Siberian cave reveals glimpse into first known Neanderthal family
By Ewen Callaway, Nature
“The discovery of the family — reported on 19 October in Nature — and seven other individuals (including a pair of possible cousins from another clan) in the same cave, along with two more from a nearby site, represents the largest ever cache of Neanderthal genomes. The findings also suggest that Neanderthal communities were small, and that females routinely left their families to join new groups.
“Gleaning insights into kinship and social structure is new territory for ancient-genome studies, which have typically focused on broader population history, says Krishna Veeramah, a population geneticist at Stonybrook University in New York. ‘The fact that we can do this with Neanderthals is incredible.’”
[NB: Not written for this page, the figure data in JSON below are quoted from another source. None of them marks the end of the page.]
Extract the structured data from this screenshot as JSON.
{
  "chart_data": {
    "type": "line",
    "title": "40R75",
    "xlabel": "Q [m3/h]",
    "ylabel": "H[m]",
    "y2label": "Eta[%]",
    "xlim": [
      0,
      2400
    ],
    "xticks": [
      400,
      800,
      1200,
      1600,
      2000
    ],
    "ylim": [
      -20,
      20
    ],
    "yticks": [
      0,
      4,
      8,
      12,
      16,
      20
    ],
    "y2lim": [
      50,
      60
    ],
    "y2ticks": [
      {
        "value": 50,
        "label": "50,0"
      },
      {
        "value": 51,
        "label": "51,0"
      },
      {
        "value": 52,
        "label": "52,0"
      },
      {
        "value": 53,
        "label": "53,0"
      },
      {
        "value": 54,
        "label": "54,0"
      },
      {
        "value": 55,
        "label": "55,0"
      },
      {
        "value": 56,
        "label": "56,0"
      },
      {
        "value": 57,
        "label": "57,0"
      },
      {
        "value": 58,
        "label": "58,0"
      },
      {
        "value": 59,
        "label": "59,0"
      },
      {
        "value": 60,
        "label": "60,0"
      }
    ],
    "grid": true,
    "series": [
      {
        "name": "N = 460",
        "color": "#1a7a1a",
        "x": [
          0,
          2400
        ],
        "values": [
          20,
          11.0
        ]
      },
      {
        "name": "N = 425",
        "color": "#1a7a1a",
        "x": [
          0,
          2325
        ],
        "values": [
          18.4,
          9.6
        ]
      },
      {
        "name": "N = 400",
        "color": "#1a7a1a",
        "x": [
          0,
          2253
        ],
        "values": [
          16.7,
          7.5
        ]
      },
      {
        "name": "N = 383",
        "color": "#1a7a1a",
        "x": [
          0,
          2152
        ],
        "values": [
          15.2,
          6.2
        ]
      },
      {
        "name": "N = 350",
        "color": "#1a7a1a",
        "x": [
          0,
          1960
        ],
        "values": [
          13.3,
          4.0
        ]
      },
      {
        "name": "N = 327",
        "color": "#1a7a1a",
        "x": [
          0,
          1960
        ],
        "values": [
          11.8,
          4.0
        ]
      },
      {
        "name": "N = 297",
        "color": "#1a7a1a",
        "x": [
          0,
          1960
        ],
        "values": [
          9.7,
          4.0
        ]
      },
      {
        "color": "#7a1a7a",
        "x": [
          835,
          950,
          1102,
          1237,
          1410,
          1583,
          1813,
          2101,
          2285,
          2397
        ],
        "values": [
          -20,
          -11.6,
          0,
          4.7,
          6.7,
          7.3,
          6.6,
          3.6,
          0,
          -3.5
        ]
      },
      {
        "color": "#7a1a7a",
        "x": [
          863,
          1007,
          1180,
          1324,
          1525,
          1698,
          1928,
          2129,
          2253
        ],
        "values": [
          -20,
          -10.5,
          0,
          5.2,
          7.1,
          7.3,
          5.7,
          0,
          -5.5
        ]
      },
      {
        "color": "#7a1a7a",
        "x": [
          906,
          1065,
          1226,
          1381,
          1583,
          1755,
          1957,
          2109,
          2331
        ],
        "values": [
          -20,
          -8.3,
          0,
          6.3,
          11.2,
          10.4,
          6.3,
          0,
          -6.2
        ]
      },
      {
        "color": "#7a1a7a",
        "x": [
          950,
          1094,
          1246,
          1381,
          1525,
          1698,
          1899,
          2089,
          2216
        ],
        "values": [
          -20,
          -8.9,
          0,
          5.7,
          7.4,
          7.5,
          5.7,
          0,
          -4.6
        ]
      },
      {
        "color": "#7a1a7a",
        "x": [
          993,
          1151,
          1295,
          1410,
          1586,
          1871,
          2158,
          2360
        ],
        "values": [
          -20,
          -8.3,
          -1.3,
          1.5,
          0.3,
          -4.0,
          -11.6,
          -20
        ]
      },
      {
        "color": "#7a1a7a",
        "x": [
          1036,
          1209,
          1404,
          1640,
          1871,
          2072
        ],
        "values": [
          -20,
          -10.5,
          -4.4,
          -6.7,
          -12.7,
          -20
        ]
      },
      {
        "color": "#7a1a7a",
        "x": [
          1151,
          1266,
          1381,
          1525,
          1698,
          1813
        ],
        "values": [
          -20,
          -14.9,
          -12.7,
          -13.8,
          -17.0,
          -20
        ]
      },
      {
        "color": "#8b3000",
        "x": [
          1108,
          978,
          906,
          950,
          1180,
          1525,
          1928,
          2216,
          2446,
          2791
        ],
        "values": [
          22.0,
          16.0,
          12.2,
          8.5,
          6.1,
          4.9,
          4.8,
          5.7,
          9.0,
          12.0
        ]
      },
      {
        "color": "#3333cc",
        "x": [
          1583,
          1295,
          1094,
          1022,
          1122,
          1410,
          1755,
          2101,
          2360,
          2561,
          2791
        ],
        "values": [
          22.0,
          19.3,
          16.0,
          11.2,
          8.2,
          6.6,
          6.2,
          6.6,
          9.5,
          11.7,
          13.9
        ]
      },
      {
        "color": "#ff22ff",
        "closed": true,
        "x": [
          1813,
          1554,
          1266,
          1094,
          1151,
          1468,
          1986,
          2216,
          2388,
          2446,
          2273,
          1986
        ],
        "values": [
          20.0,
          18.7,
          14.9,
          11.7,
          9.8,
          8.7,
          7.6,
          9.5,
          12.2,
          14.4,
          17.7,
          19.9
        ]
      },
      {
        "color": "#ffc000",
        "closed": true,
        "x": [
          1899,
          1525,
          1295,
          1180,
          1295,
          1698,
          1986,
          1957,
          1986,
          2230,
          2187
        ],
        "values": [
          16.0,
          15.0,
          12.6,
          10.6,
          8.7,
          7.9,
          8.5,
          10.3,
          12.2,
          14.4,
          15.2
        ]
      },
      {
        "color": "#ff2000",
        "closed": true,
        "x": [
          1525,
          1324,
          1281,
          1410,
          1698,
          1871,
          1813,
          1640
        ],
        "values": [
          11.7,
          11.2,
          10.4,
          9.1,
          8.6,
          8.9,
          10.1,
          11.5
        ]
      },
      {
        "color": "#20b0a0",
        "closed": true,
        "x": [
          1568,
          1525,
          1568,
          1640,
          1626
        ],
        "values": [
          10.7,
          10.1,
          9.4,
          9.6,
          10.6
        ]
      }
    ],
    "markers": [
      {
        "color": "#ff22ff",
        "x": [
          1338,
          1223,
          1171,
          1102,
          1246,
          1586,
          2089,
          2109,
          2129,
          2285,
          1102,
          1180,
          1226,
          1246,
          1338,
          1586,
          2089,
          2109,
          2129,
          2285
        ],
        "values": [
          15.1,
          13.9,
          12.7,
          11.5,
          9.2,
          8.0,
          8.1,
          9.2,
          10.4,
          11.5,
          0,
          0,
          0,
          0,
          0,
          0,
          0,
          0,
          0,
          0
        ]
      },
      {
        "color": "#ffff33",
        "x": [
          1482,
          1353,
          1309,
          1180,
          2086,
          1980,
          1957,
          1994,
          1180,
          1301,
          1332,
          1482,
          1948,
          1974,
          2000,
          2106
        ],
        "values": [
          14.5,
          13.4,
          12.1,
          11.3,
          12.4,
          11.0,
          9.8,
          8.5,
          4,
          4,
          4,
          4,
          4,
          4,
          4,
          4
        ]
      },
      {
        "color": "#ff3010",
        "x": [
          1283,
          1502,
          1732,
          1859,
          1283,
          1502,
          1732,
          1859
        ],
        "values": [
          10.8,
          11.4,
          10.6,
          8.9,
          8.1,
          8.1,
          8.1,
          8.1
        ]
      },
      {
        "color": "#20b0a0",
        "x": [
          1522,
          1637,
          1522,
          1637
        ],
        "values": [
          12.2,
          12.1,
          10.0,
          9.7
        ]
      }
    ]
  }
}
Clumps of human nerve cells thrived in rat brains
By Laura Sanders, Science News
“Over the last decade, scientists have been building increasingly complex brain organoids, 3-D clusters of cells derived from stem cells that grow and mimic the human brain (SN: 2/20/18). These organoids don’t re-create the full complexity of human neurons that develop in an actual brain. But they can be windows into an otherwise inscrutable process — human brain development, and how it can go awry (SN: 9/3/21). ‘Even if they’re not entirely perfect, [these models] are surrogates for human cells in a way that animal cells are not,’ Kriegstein says. ‘And that’s really exciting.’”
Unsung Native Collaborators in Anthropology
“BOAS AND MEAD remain two of history’s most impactful anthropologists, but they did not create knowledge single-handedly. The often-unacknowledged labors of their local research collaborators facilitated the birth of their prominent work and academic success. These collaborators’ initiative, cultural and political awareness, and hard work made them intellectuals in their own right.”
The Universe Is Not Locally Real, and the Physics Nobel Prize Winners Proved It
By Daniel Garisto, Scientific American
“One of the more unsettling discoveries in the past half century is that the universe is not locally real. ‘Real,’ meaning that objects have definite properties independent of observation—an apple can be red even when no one is looking; ‘local’ means objects can only be influenced by their surroundings, and that any influence cannot travel faster than light. Investigations at the frontiers of quantum physics have found that these things cannot both be true. Instead, the evidence shows objects are not influenced solely by their surroundings and they may also lack definite properties prior to measurement. As Albert Einstein famously bemoaned to a friend, ‘Do you really believe the moon is not there when you are not looking at it?’”
How the ‘Black Death’ Left Its Genetic Mark on Future Generations
By Carl Zimmer, The New York Times
“When the Black Death struck Europe in 1348, the bacterial infection killed large swaths of people across the continent, driving the strongest pulse of natural selection yet measured in humans, the new study found.
“It turns out that certain genetic variants made people far more likely to survive the plague. But this protection came with a price: People who inherit the plague-resistant mutations run a higher risk of immune disorders such as Crohn’s disease.”